The term bed load or bedload describes particles in a flowing fluid (usually water) that are transported along the stream bed. Bed load is complementary to suspended load and wash load.

Bed load moves by rolling, sliding, and/or saltating (hopping).

Generally, bed load downstream will be smaller and more rounded than bed load upstream (a process known as downstream fining). This is due in part to attrition and abrasion which results from the stones colliding with each other and against the river channel, thus removing the rough texture (rounding) and reducing the size of the particles. However, selective transport of sediments also plays a role in relation to downstream fining: smaller-than average particles are more easily entrained than larger-than average particles, since the shear stress required to entrain a grain is linearly proportional to the diameter of the grain. However, the degree of size selectivity is restricted by the hiding effect described by Parker and Klingeman (1982), wherein larger particles protrude from the bed whereas small particles are shielded and hidden by larger particles, with the result that nearly all grain sizes become entrained at nearly the same shear stress.

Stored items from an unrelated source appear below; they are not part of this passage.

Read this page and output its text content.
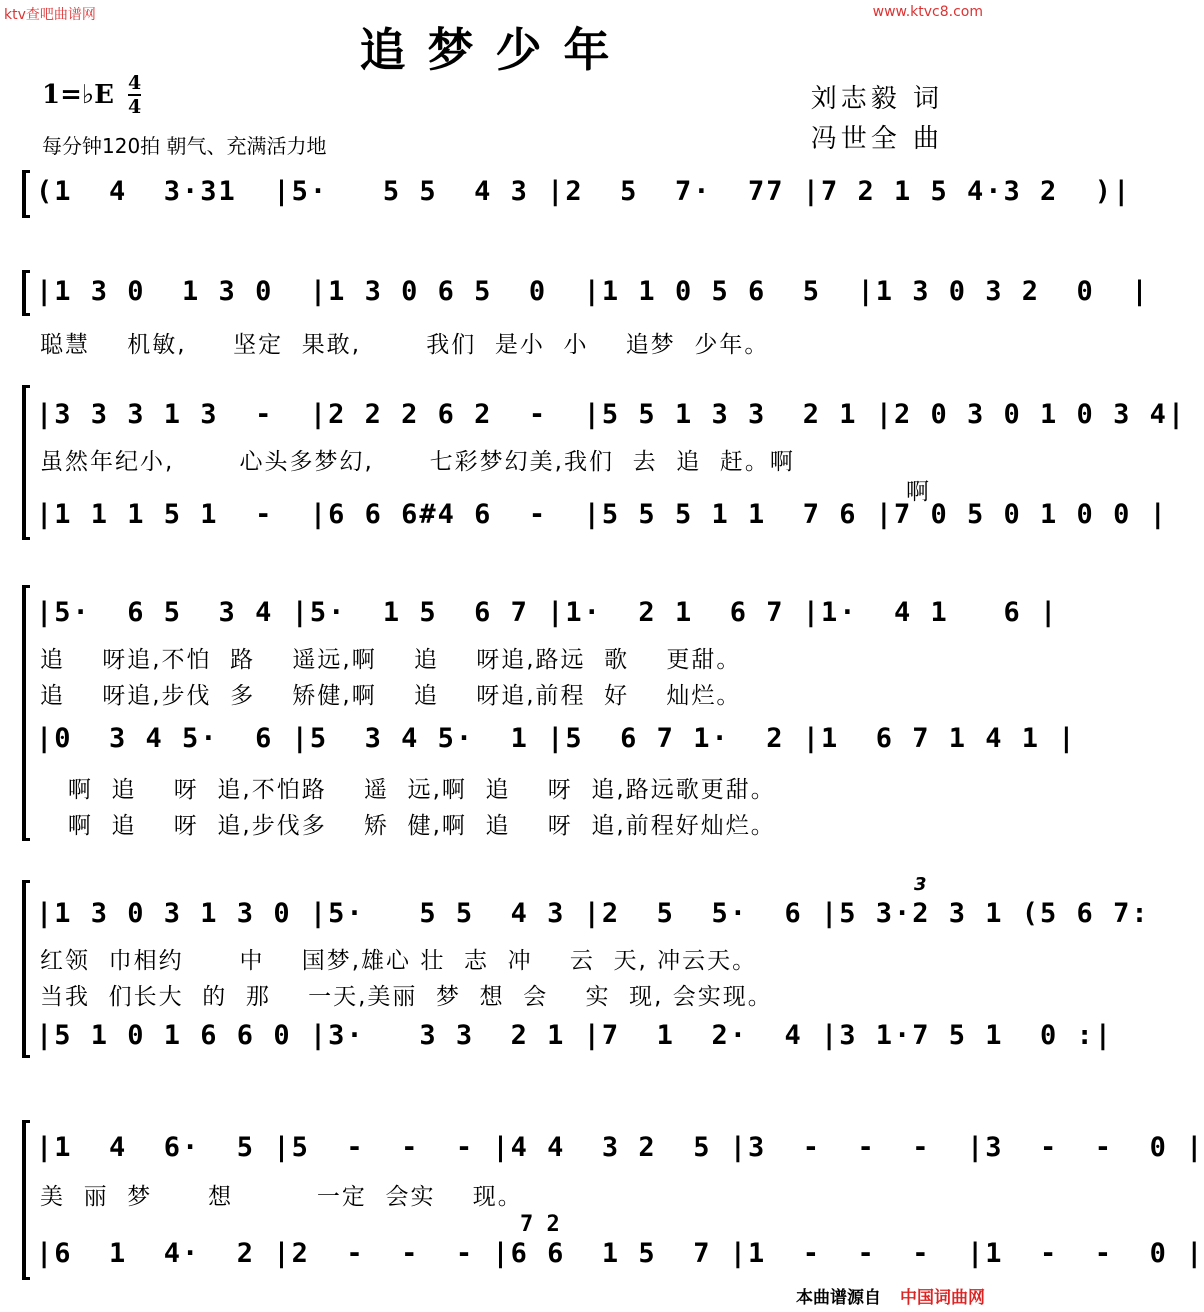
ktv查吧曲谱网	www.ktvc8.com
追梦少年
1=♭E 4
4
每分钟120拍 朝气、充满活力地
刘志毅 词
冯世全 曲
(1  4  3·31  |5·   5 5  4 3 |2  5  7·  77 |7 2 1 5 4·3 2  )|
|1 3 0  1 3 0  |1 3 0 6 5  0  |1 1 0 5 6  5  |1 3 0 3 2  0  |
聪慧    机敏,     坚定  果敢,       我们  是小  小    追梦  少年。
|3 3 3 1 3  -  |2 2 2 6 2  -  |5 5 1 3 3  2 1 |2 0 3 0 1 0 3 4|
虽然年纪小,       心头多梦幻,      七彩梦幻美,我们  去  追  赶。啊
啊
|1 1 1 5 1  -  |6 6 6#4 6  -  |5 5 5 1 1  7 6 |7 0 5 0 1 0 0 |
|5·  6 5  3 4 |5·  1 5  6 7 |1·  2 1  6 7 |1·  4 1   6 |
追    呀追,不怕  路    遥远,啊    追    呀追,路远  歌    更甜。
追    呀追,步伐  多    矫健,啊    追    呀追,前程  好    灿烂。
|0  3 4 5·  6 |5  3 4 5·  1 |5  6 7 1·  2 |1  6 7 1 4 1 |
啊  追    呀  追,不怕路    遥  远,啊  追    呀  追,路远歌更甜。
啊  追    呀  追,步伐多    矫  健,啊  追    呀  追,前程好灿烂。
3
|1 3 0 3 1 3 0 |5·   5 5  4 3 |2  5  5·  6 |5 3·2 3 1 (5 6 7:
红领  巾相约      中    国梦,雄心 壮  志  冲    云  天, 冲云天。
当我  们长大  的  那    一天,美丽  梦  想  会    实  现, 会实现。
|5 1 0 1 6 6 0 |3·   3 3  2 1 |7  1  2·  4 |3 1·7 5 1  0 :|
|1  4  6·  5 |5  -  -  - |4 4  3 2  5 |3  -  -  -  |3  -  -  0 |
美  丽  梦      想         一定  会实    现。
7 2
|6  1  4·  2 |2  -  -  - |6 6  1 5  7 |1  -  -  -  |1  -  -  0 |
本曲谱源自 中国词曲网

Experimental observations suggest that a uniform free-surface flow over a cohesion-less plane bed is unable to entrain sediments below a critical value $\tau_{*c}$ of the ratio between measures of hydrodynamic (destabilizing) and gravitational (stabilizing)
forces acting on sediment particles, the so-called Shields stress $\tau_*$. This quantity reads as:
$\tau_*=\frac{u^2_*}{(s-1)gd}$,
where $u_{*}$ is the friction velocity, s is the relative particle density, d is an effective particle diameter which is entrained by the flow, and g is gravity. Meyer-Peter-Müller formula for the bed load capacity under equilibrium and uniform flow conditions states that the magnitude of the bed load flux $q_s$ for unit width is proportional to the excess of shear stress with respect to a critical one $\tau_{*c}$. Specifically, $q_s$ is a monotonically increasing nonlinear function of the excess Shields stress $\phi(\tau_{*} -\tau_{*c} )$, typically expressed in the form of a power law.